Oracle cost-based optimizer (CBO) is great, but sometimes it’s making wrong choices even when correct inputs are fed to it. In such cases, you need a tool to override CBOs choices, and one of the most popular tools is optimizer hints. The main reason they’re so popular is that they allow “quick-and-dirty” kind of fixes for performance issues (provided that query text can be altered). Other ways may be more reliable, but generally require more work, and who wants to do work that can be avoided? Unfortunately, there’s a well known downside to the hints — it’s very easy to run into problems if you only fix a part of the plan.
When this happens, hints can lead to terrible execution plans. For a long time, I’ve been looking for a good example to illustrate this problem, and finally this week I encountered a case which appears to be suitable for this purpose.
The incident was a fairly standard plan flip that occured on a Monday, the next day after the weekly stats gathering job. The query had the following structure:
SELECT /*+ ORDERED INDEX(b i$b$idversion_fk) */... FROM A, A A1, B WHERE (((A.id = A1.id) AND (A.version = A1.version)) OR ((A.id = A1.parentid) AND (A.version = A1.parentversion)) ... AND NOT EXISTS (SELECT /*+ INDEX(b1 i$b$idversion_fk) */ NULL FROM B B1 WHERE B1.id = A1.b_id and B1.latestversionflag = 1)
Can you spot the problem? Or more accurately, two problems. The bigger one is a dangerous combination of hints, in presence of a correlated subquery, which makes it even more dangerous. The optimizer would normally attempt to tranform NOT EXISTS into an antijoin, which means that the ORDERED hint can no longer unambiguously define the join order for the query, because it dictates that A1 should be accessed after A, and B after A1, but what about B1?!

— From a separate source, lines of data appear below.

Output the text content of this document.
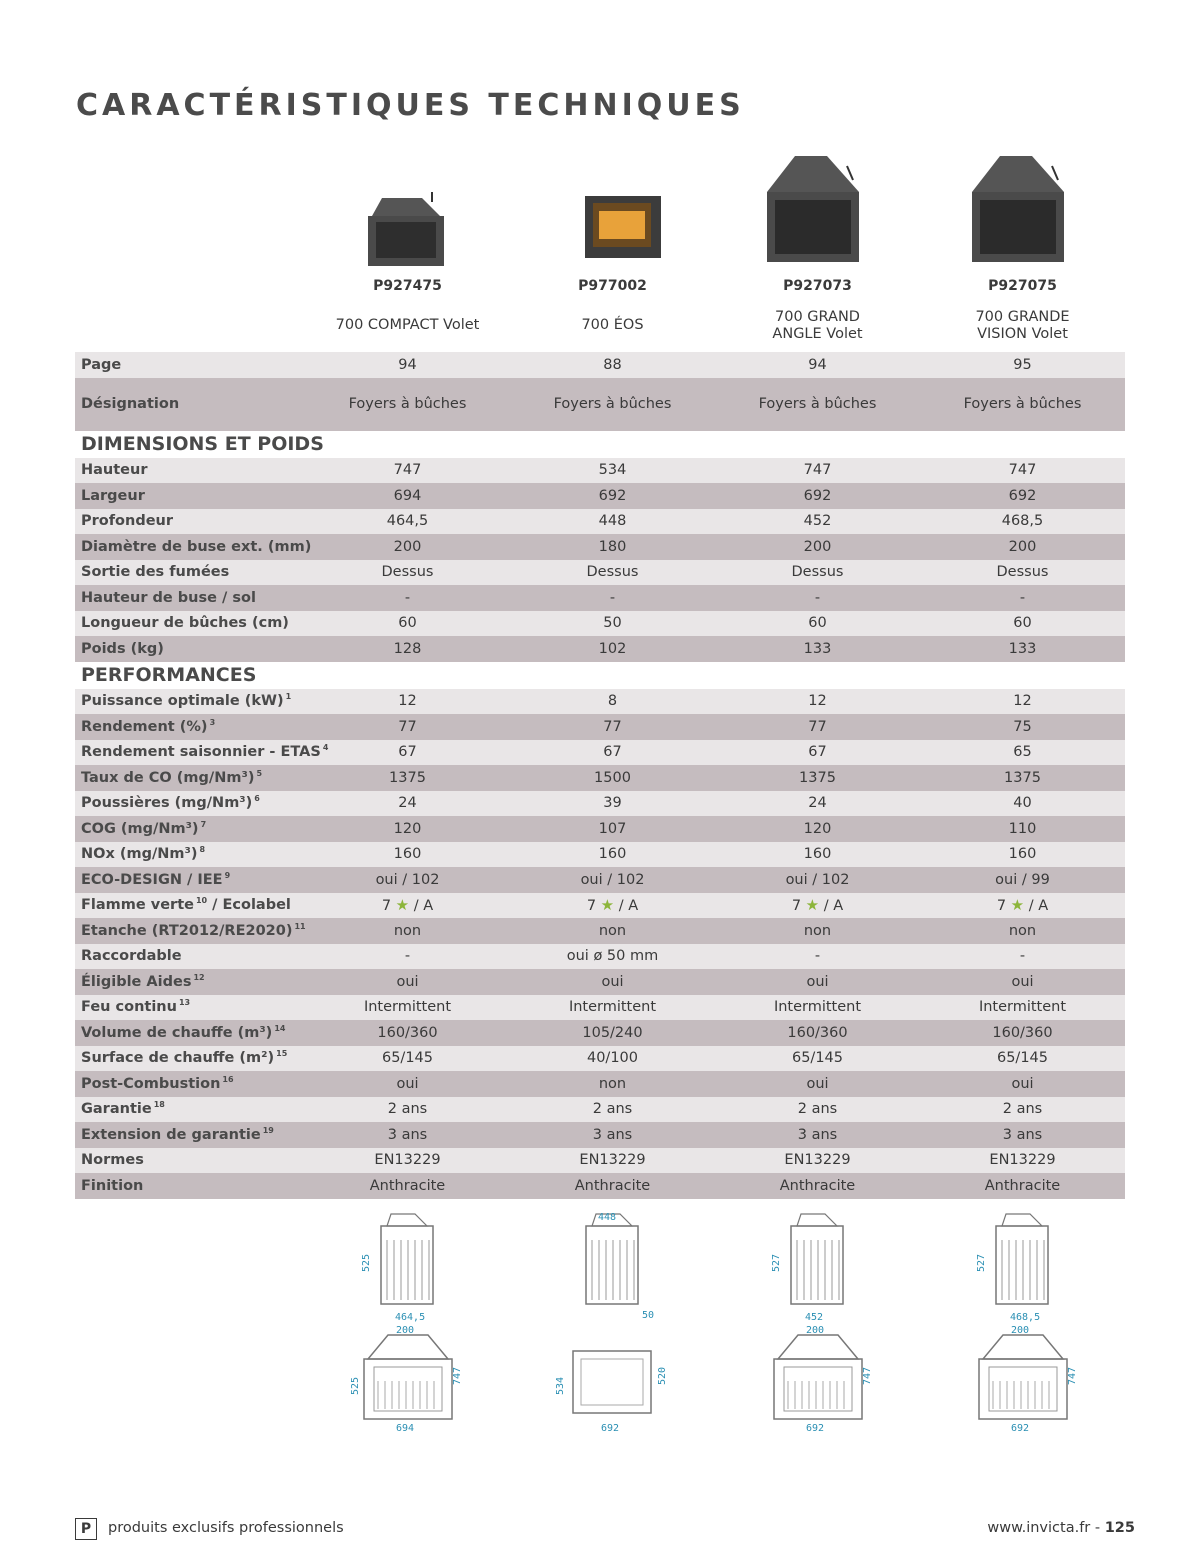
CARACTÉRISTIQUES TECHNIQUES
P927475
700 COMPACT Volet
P977002
700 ÉOS
P927073
700 GRAND ANGLE Volet
P927075
700 GRANDE VISION Volet
Page	94	88	94	95
Désignation	Foyers à bûches	Foyers à bûches	Foyers à bûches	Foyers à bûches
DIMENSIONS ET POIDS				
Hauteur	747	534	747	747
Largeur	694	692	692	692
Profondeur	464,5	448	452	468,5
Diamètre de buse ext. (mm)	200	180	200	200
Sortie des fumées	Dessus	Dessus	Dessus	Dessus
Hauteur de buse / sol	-	-	-	-
Longueur de bûches (cm)	60	50	60	60
Poids (kg)	128	102	133	133
PERFORMANCES				
Puissance optimale (kW) $^1$	12	8	12	12
Rendement (%) $^3$	77	77	77	75
Rendement saisonnier - ETAS $^4$	67	67	67	65
Taux de CO (mg/Nm³) $^5$	1375	1500	1375	1375
Poussières (mg/Nm³) $^6$	24	39	24	40
COG (mg/Nm³) $^7$	120	107	120	110
NOx (mg/Nm³) $^8$	160	160	160	160
ECO-DESIGN / IEE $^9$	oui / 102	oui / 102	oui / 102	oui / 99
Flamme verte $^{10}$ / Ecolabel	7 ★ / A	7 ★ / A	7 ★ / A	7 ★ / A
Etanche (RT2012/RE2020) $^{11}$	non	non	non	non
Raccordable	-	oui ø 50 mm	-	-
Éligible Aides $^{12}$	oui	oui	oui	oui
Feu continu $^{13}$	Intermittent	Intermittent	Intermittent	Intermittent
Volume de chauffe (m³) $^{14}$	160/360	105/240	160/360	160/360
Surface de chauffe (m²) $^{15}$	65/145	40/100	65/145	65/145
Post-Combustion $^{16}$	oui	non	oui	oui
Garantie $^{18}$	2 ans	2 ans	2 ans	2 ans
Extension de garantie $^{19}$	3 ans	3 ans	3 ans	3 ans
Normes	EN13229	EN13229	EN13229	EN13229
Finition	Anthracite	Anthracite	Anthracite	Anthracite
525
464,5
200
525
747
694
448
50
534
520
692
527
452
200
747
692
527
468,5
200
747
692
P	produits exclusifs professionnels	www.invicta.fr - 125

So the new plan was driving the query from B1, which was bad enough. But to make things worse, the optimizer also had to take into account the INDEX hint, which told it which index to use for accessing the table, without defining the exact index access method. As a result, the driving operation here was an INDEX SKIP SCAN with TABLE ACCESS BY ROWID, and the selectivity of the skip scan was truly terrible. So essentially, the entire table was read via single-block reads, leading to two or even three orders of magnitudes degradation in terms of performance.

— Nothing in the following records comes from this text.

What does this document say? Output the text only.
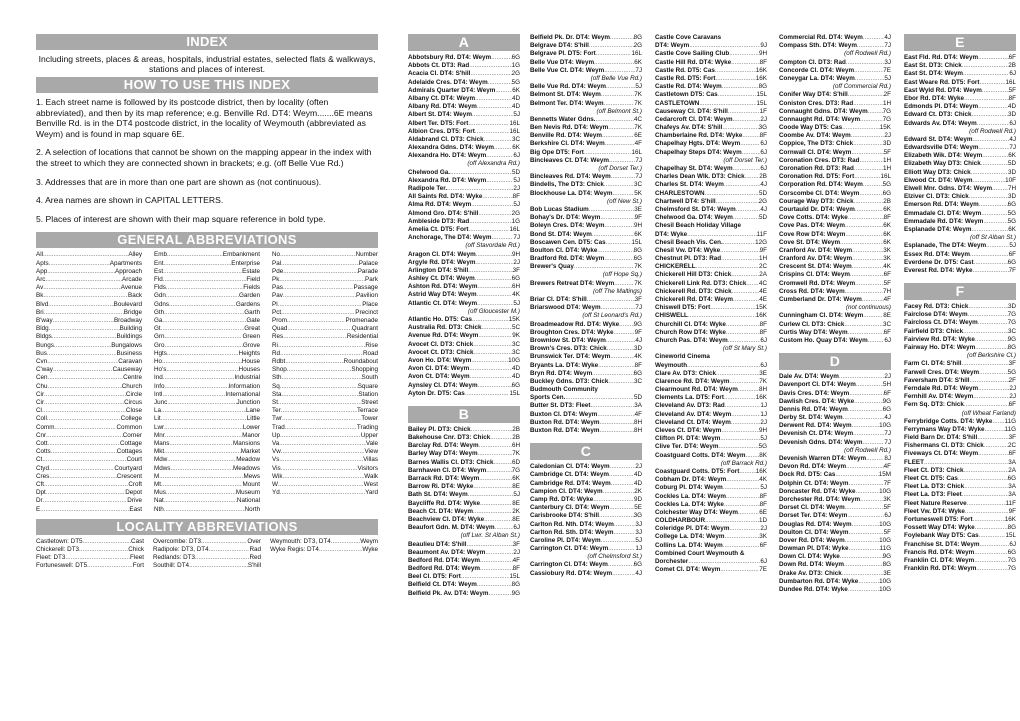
INDEX
Including streets, places & areas, hospitals, industrial estates, selected flats & walkways, stations and places of interest.
HOW TO USE THIS INDEX
1. Each street name is followed by its postcode district, then by locality (often abbreviated), and then by its map reference; e.g. Benville Rd. DT4: Weym.......6E means Benville Rd. is in the DT4 postcode district, in the locality of Weymouth (abbreviated as Weym) and is found in map square 6E.
2. A selection of locations that cannot be shown on the mapping appear in the index with the street to which they are connected shown in brackets; e.g. (off Belle Vue Rd.)
3. Addresses that are in more than one part are shown as (not continuous).
4. Area names are shown in CAPITAL LETTERS.
5. Places of interest are shown with their map square reference in bold type.
GENERAL ABBREVIATIONS
All .....	Alley
Apts .....	Apartments
App .....	Approach
Arc .....	Arcade
Av .....	Avenue
Bk .....	Back
Blvd .....	Boulevard
Bri .....	Bridge
B'way .....	Broadway
Bldg .....	Building
Bldgs .....	Buildings
Bungs .....	Bungalows
Bus .....	Business
Cvn .....	Caravan
C'way .....	Causeway
Cen .....	Centre
Chu .....	Church
Cir .....	Circle
Cir .....	Circus
Cl .....	Close
Coll .....	College
Comm .....	Common
Cnr .....	Corner
Cott .....	Cottage
Cotts .....	Cottages
Ct .....	Court
Ctyd .....	Courtyard
Cres .....	Crescent
Cft .....	Croft
Dpt .....	Depot
Dr .....	Drive
E .....	East
Emb .....	Embankment
Ent .....	Enterprise
Est .....	Estate
Fld .....	Field
Flds .....	Fields
Gdn .....	Garden
Gdns .....	Gardens
Gth .....	Garth
Ga .....	Gate
Gt .....	Great
Grn .....	Green
Gro .....	Grove
Hgts .....	Heights
Ho .....	House
Ho's .....	Houses
Ind .....	Industrial
Info .....	Information
Intl .....	International
Junc .....	Junction
La .....	Lane
Lit .....	Little
Lwr .....	Lower
Mnr .....	Manor
Mans .....	Mansions
Mkt .....	Market
Mdw .....	Meadow
Mdws .....	Meadows
M .....	Mews
Mt .....	Mount
Mus .....	Museum
Nat .....	National
Nth .....	North
No .....	Number
Pal .....	Palace
Pde .....	Parade
Pk .....	Park
Pas .....	Passage
Pav .....	Pavilion
Pl .....	Place
Pct .....	Precinct
Prom .....	Promenade
Quad .....	Quadrant
Res .....	Residential
Ri .....	Rise
Rd .....	Road
Rdbt .....	Roundabout
Shop .....	Shopping
Sth .....	South
Sq .....	Square
Sta .....	Station
St .....	Street
Ter .....	Terrace
Twr .....	Tower
Trad .....	Trading
Up .....	Upper
Va .....	Vale
Vw .....	View
Vs .....	Villas
Vis .....	Visitors
Wik .....	Walk
W .....	West
Yd .....	Yard
LOCALITY ABBREVIATIONS
Castletown: DT5 .....	Cast
Chickerell: DT3 .....	Chick
Fleet: DT3 .....	Fleet
Fortuneswell: DT5 .....	Fort
Overcombe: DT3 .....	Over
Radipole: DT3, DT4 .....	Rad
Redlands: DT3 .....	Red
Southill: DT4 .....	S'hill
Weymouth: DT3, DT4 .....	Weym
Wyke Regis: DT4 .....	Wyke
A
Abbotsbury Rd. DT4: Weym .....	6G
Abbots Ct. DT3: Rad .....	1G
Acacia Cl. DT4: S'hill .....	2G
Adelaide Cres. DT4: Weym .....	5G
Admirals Quarter DT4: Weym .....	6K
Albany Ct. DT4: Weym .....	4D
Albany Rd. DT4: Weym .....	4D
Albert St. DT4: Weym .....	5J
Albert Ter. DT5: Fort .....	16L
Albion Cres. DT5: Fort .....	16L
Aldabrand Cl. DT3: Chick .....	3C
Alexandra Gdns. DT4: Weym .....	6K
Alexandra Ho. DT4: Weym .....	6J
(off Alexandra Rd.)
Chelwood Ga. .....	5D
Alexandra Rd. DT4: Weym .....	5J
Radipole Ter. .....	2J
All Saints Rd. DT4: Wyke .....	8F
Alma Rd. DT4: Weym .....	5J
Almond Gro. DT4: S'hill .....	2G
Ambleside DT3: Rad .....	1G
Amelia Ct. DT5: Fort .....	16L
Anchorage, The DT4: Weym .....	7J
(off Stavordale Rd.)
Aragon Cl. DT4: Weym .....	9H
Argyle Rd. DT4: Weym .....	2J
Arlington DT4: S'hill .....	3F
Ashley Ct. DT4: Weym .....	6G
Ashton Rd. DT4: Weym .....	6H
Astrid Way DT4: Weym .....	4K
Atlantic Ct. DT4: Weym .....	5J
(off Gloucester M.)
Atlantic Ho. DT5: Cas .....	15K
Australia Rd. DT3: Chick .....	5C
Avenue Rd. DT4: Weym .....	9K
Avocet Cl. DT3: Chick .....	3C
Avocet Ct. DT3: Chick .....	3C
Avon Ho. DT4: Weym .....	10G
Avon Cl. DT4: Weym .....	4D
Avon Ct. DT4: Weym .....	4D
Aynsley Cl. DT4: Weym .....	6G
Ayton Dr. DT5: Cas .....	15L
B
Bailey Pl. DT3: Chick .....	2B
Bakehouse Cnr. DT3: Chick .....	2B
Barclay Rd. DT4: Weym .....	6H
Barley Way DT4: Weym .....	7K
Barnes Wallis Cl. DT3: Chick .....	6D
Barnhaven Cl. DT4: Weym .....	7G
Barrack Rd. DT4: Weym .....	6K
Barrow Ri. DT4: Wyke .....	8E
Bath St. DT4: Weym .....	5J
Baycliffe Rd. DT4: Wyke .....	8E
Beach Ct. DT4: Weym .....	2K
Beachview Cl. DT4: Wyke .....	8E
Beaufort Gdn. M. DT4: Weym .....	6J
(off Lwr. St Alban St.)
Beaulieu DT4: S'hill .....	3F
Beaumont Av. DT4: Weym .....	2J
Bedford Rd. DT4: Weym .....	4F
Bedford Rd. DT4: Weym .....	8F
Beel Cl. DT5: Fort .....	15L
Belfield Ct. DT4: Weym .....	8G
Belfield Pk. Av. DT4: Weym .....	9G
Belfield Pk. Dr. DT4: Weym .....	8G
Belgrave DT4: S'hill .....	2G
Belgrave Pl. DT5: Fort .....	16L
Belle Vue DT4: Weym .....	6K
Belle Vue Ct. DT4: Weym .....	7J
(off Belle Vue Rd.)
Belle Vue Rd. DT4: Weym .....	5J
Belmont St. DT4: Weym .....	7K
Belmont Ter. DT4: Weym .....	7K
(off Belmont St.)
Bennetts Water Gdns. .....	4C
Ben Nevis Rd. DT4: Weym .....	7K
Benville Rd. DT4: Weym .....	6E
Berkshire Cl. DT4: Weym .....	4F
Big Ope DT5: Fort .....	16L
Bincleaves Ct. DT4: Weym .....	7J
(off Dorset Ter.)
Bincleaves Rd. DT4: Weym .....	7J
Bindells, The DT3: Chick .....	3C
Blockhouse La. DT4: Weym .....	5K
(off New St.)
Bob Lucas Stadium .....	3E
Bohay's Dr. DT4: Weym .....	9F
Boleyn Cres. DT4: Weym .....	9H
Bond St. DT4: Weym .....	6K
Boscawen Cen. DT5: Cas .....	15L
Boulton Cl. DT4: Wyke .....	8G
Bradford Rd. DT4: Weym .....	6G
Brewer's Quay .....	7K
(off Hope Sq.)
Brewers Retreat DT4: Weym .....	7K
(off The Maltings)
Briar Cl. DT4: S'hill .....	3F
Briarswood DT4: Weym .....	7J
(off St Leonard's Rd.)
Broadmeadow Rd. DT4: Wyke ..... 9G
Broughton Cres. DT4: Wyke .....	9F
Brownlow St. DT4: Weym .....	4J
Brown's Cres. DT3: Chick .....	3D
Brunswick Ter. DT4: Weym .....	4K
Bryants La. DT4: Wyke .....	8F
Bryn Rd. DT4: Weym .....	6G
Buckley Gdns. DT3: Chick .....	3C
Budmouth Community
Sports Cen. .....	5D
Butter St. DT3: Fleet .....	3A
Buxton Cl. DT4: Weym .....	4F
Buxton Rd. DT4: Weym .....	8H
Buxton Rd. DT4: Weym .....	8H
C
Caledonian Cl. DT4: Weym .....	2J
Cambridge Ct. DT4: Weym .....	4D
Cambridge Rd. DT4: Weym .....	4D
Campion Cl. DT4: Weym .....	2K
Camp Rd. DT4: Wyke .....	9D
Canterbury Cl. DT4: Weym .....	5E
Carisbrooke DT4: S'hill .....	3G
Carlton Rd. Nth. DT4: Weym .....	3J
Carlton Rd. Sth. DT4: Weym .....	3J
Caroline Pl. DT4: Weym .....	5J
Carrington Ct. DT4: Weym .....	1J
(off Chelmsford St.)
Carrington Cl. DT4: Weym .....	6G
Cassiobury Rd. DT4: Weym .....	4J
Castle Cove Caravans
DT4: Weym .....	9J
Castle Cove Sailing Club .....	9H
Castle Hill Rd. DT4: Wyke .....	8F
Castle Rd. DT5: Cas .....	16K
Castle Rd. DT5: Fort .....	16K
Castle Rd. DT4: Weym .....	8G
Castletown DT5: Cas .....	15L
CASTLETOWN .....	15L
Causeway Cl. DT4: S'hill .....	1F
Cedarcroft Cl. DT4: Weym .....	2J
Chafeys Av. DT4: S'hill .....	3G
Chamberlaine Rd. DT4: Wyke .....	8F
Chapelhay Hgts. DT4: Weym .....	6J
Chapelhay Steps DT4: Weym .....	6J
(off Dorset Ter.)
Chapelhay St. DT4: Weym .....	6J
Charles Dean Wlk. DT3: Chick ..... 2B
Charles St. DT4: Weym .....	4J
CHARLESTOWN .....	5D
Chartwell DT4: S'hill .....	2G
Chelmsford St. DT4: Weym .....	4J
Chelwood Ga. DT4: Weym .....	5D
Chesil Beach Holiday Village
DT4: Wyke .....	11F
Chesil Beach Vis. Cen. .....	12G
Chesil Vw. DT4: Wyke .....	9F
Chestnut Pl. DT3: Rad .....	1H
CHICKERELL .....	2C
Chickerell Hill DT3: Chick .....	2A
Chickerell Link Rd. DT3: Chick ..... 4C
Chickerell Rd. DT3: Chick .....	4E
Chickerell Rd. DT4: Weym .....	4E
Chiswell DT5: Fort .....	15K
CHISWELL .....	16K
Churchill Cl. DT4: Wyke .....	8F
Church Row DT4: Wyke .....	8F
Church Pas. DT4: Weym .....	6J
(off St Mary St.)
Cineworld Cinema
Weymouth .....	6J
Clare Av. DT3: Chick .....	3E
Clarence Rd. DT4: Weym .....	7K
Clearmount Rd. DT4: Weym .....	8H
Clements La. DT5: Fort .....	16K
Cleveland Av. DT3: Rad .....	1J
Cleveland Av. DT4: Weym .....	1J
Cleveland Ct. DT4: Weym .....	2J
Cleves Ct. DT4: Weym .....	9H
Clifton Pl. DT4: Weym .....	5J
Clive Ter. DT4: Weym .....	5G
Coastguard Cotts. DT4: Weym ..... 8K
(off Barrack Rd.)
Coastguard Cotts. DT5: Fort .....	16K
Cobham Dr. DT4: Weym .....	4K
Coburg Pl. DT4: Weym .....	5J
Cockles La. DT4: Weym .....	8F
Cockles La. DT4: Wyke .....	8F
Colchester Way DT4: Weym .....	6E
COLDHARBOUR .....	1D
Coleridge Pl. DT4: Weym .....	2J
College La. DT4: Weym .....	3K
Collins La. DT4: Weym .....	6F
Combined Court Weymouth &
Dorchester .....	6J
Comet Cl. DT4: Weym .....	7E
Commercial Rd. DT4: Weym .....	4J
Compass Sth. DT4: Weym .....	7J
(off Rodwell Rd.)
Compton Cl. DT3: Rad .....	3J
Concorde Cl. DT4: Weym .....	7E
Coneygar La. DT4: Weym .....	5J
(off Commercial Rd.)
Conifer Way DT4: S'hill .....	2F
Coniston Cres. DT3: Rad .....	1H
Connaught Gdns. DT4: Weym ..... 7G
Connaught Rd. DT4: Weym .....	7G
Coode Way DT5: Cas .....	15K
Coombe Av. DT4: Weym .....	2J
Coppice, The DT3: Chick .....	3D
Cornwall Cl. DT4: Weym .....	5F
Coronation Cres. DT3: Rad .....	1H
Coronation Rd. DT3: Rad .....	1H
Coronation Rd. DT5: Fort .....	16L
Corporation Rd. DT4: Weym .....	5G
Corscombe Cl. DT4: Weym .....	6G
Courage Way DT3: Chick .....	2B
Courtauld Dr. DT4: Weym .....	6K
Cove Cotts. DT4: Wyke .....	8F
Cove Pas. DT4: Weym .....	6K
Cove Row DT4: Weym .....	6K
Cove St. DT4: Weym .....	6K
Cranford Av. DT4: Weym .....	3K
Cranford Av. DT4: Weym .....	3K
Crescent St. DT4: Weym .....	4K
Crispins Cl. DT4: Weym .....	6F
Cromwell Rd. DT4: Weym .....	5F
Cross Rd. DT4: Weym .....	7H
Cumberland Dr. DT4: Weym .....	4F
(not continuous)
Cunningham Cl. DT4: Weym .....	8E
Curlew Cl. DT3: Chick .....	3C
Curtis Way DT4: Weym .....	6F
Custom Ho. Quay DT4: Weym .....	6J
D
Dale Av. DT4: Weym .....	2J
Davenport Cl. DT4: Weym .....	5H
Davis Cres. DT4: Weym .....	6F
Dawlish Cres. DT4: Wyke .....	9G
Dennis Rd. DT4: Weym .....	6G
Derby St. DT4: Weym .....	4J
Derwent Rd. DT4: Weym .....	10G
Devenish Ct. DT4: Weym .....	7J
Devenish Gdns. DT4: Weym .....	7J
(off Rodwell Rd.)
Devenish Warren DT4: Weym .....	8J
Devon Rd. DT4: Weym .....	4F
Dock Rd. DT5: Cas .....	15M
Dolphin Ct. DT4: Weym .....	7F
Doncaster Rd. DT4: Wyke .....	10G
Dorchester Rd. DT4: Weym .....	3K
Dorset Cl. DT4: Weym .....	5F
Dorset Ter. DT4: Weym .....	6J
Douglas Rd. DT4: Weym .....	10G
Doulton Cl. DT4: Weym .....	5F
Dover Rd. DT4: Weym .....	10G
Dowman Pl. DT4: Wyke .....	11G
Down Cl. DT4: Wyke .....	9G
Down Rd. DT4: Weym .....	8G
Drake Av. DT3: Chick .....	3E
Dumbarton Rd. DT4: Wyke .....	10G
Dundee Rd. DT4: Wyke .....	10G
E
East Fld. Rd. DT4: Weym .....	6F
East St. DT3: Chick .....	2B
East St. DT4: Weym .....	6J
East Weare Rd. DT5: Fort .....	16L
East Wyld Rd. DT4: Weym .....	5F
Ebor Rd. DT4: Wyke .....	8F
Edmonds Pl. DT4: Weym .....	4D
Edward Ct. DT3: Chick .....	3D
Edwards Av. DT4: Weym .....	6J
(off Rodwell Rd.)
Edward St. DT4: Weym .....	4J
Edwardsville DT4: Weym .....	7J
Elizabeth Wik. DT4: Weym .....	6K
Elizabeth Way DT3: Chick .....	5D
Elliott Way DT3: Chick .....	3D
Elwood Ct. DT4: Weym .....	10F
Elwell Mnr. Gdns. DT4: Weym .....	7H
Elziver Cl. DT3: Chick .....	3D
Emerson Rd. DT4: Weym .....	6G
Emmadale Cl. DT4: Weym .....	5G
Emmadale Rd. DT4: Weym .....	5G
Esplanade DT4: Weym .....	6K
(off St Alban St.)
Esplanade, The DT4: Weym .....	5J
Essex Rd. DT4: Weym .....	6F
Everdene Dr. DT5: Cast .....	6G
Everest Rd. DT4: Wyke .....	7F
F
Facey Rd. DT3: Chick .....	3D
Fairclose DT4: Weym .....	7G
Faircloss Ct. DT4: Weym .....	7G
Fairfield DT3: Chick .....	3C
Fairview Rd. DT4: Wyke .....	9G
Fairway Ho. DT4: Weym .....	8G
(off Berkshire Cl.)
Farm Cl. DT4: S'hill .....	3F
Farwell Cres. DT4: Weym .....	5G
Faversham DT4: S'hill .....	2F
Ferndale Rd. DT4: Weym .....	2J
Fernhill Av. DT4: Weym .....	2J
Fern Sq. DT3: Chick .....	6F
(off Wheat Farland)
Ferrybridge Cotts. DT4: Wyke ..... 11G
Ferrymans Way DT4: Wyke .....	11G
Field Barn Dr. DT4: S'hill .....	3F
Fishermans Cl. DT3: Chick .....	2C
Fiveways Ct. DT4: Weym .....	6F
FLEET .....	3A
Fleet Ct. DT3: Chick .....	2A
Fleet Ct. DT5: Cas .....	6G
Fleet La. DT3: Chick .....	3A
Fleet La. DT3: Fleet .....	3A
Fleet Nature Reserve .....	11F
Fleet Vw. DT4: Wyke .....	9F
Fortuneswell DT5: Fort .....	16K
Fossett Way DT4: Wyke .....	8G
Foylebank Way DT5: Cas .....	15L
Franchise St. DT4: Weym .....	6J
Francis Rd. DT4: Weym .....	6G
Franklin Cl. DT4: Weym .....	7G
Franklin Rd. DT4: Weym .....	7G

Another problem with the query was the OR condition in the join, which lead to a terribly inaccurate cardinality estimate — were it not for this OR operator, the optimizer might have been able to grope the right join order somehow.
If we want to make the optimizer access tables in a specific order, it would be a good idea to transform NOT EXISTS into an antijoin explicitly, eliminating the ambiguity in join order. This should significantly lower the probability of various nasty surprises.
Of course, an even better idea would be using a safer tool, like a SQL profile or an SPM baseline, to lock in the desired plan.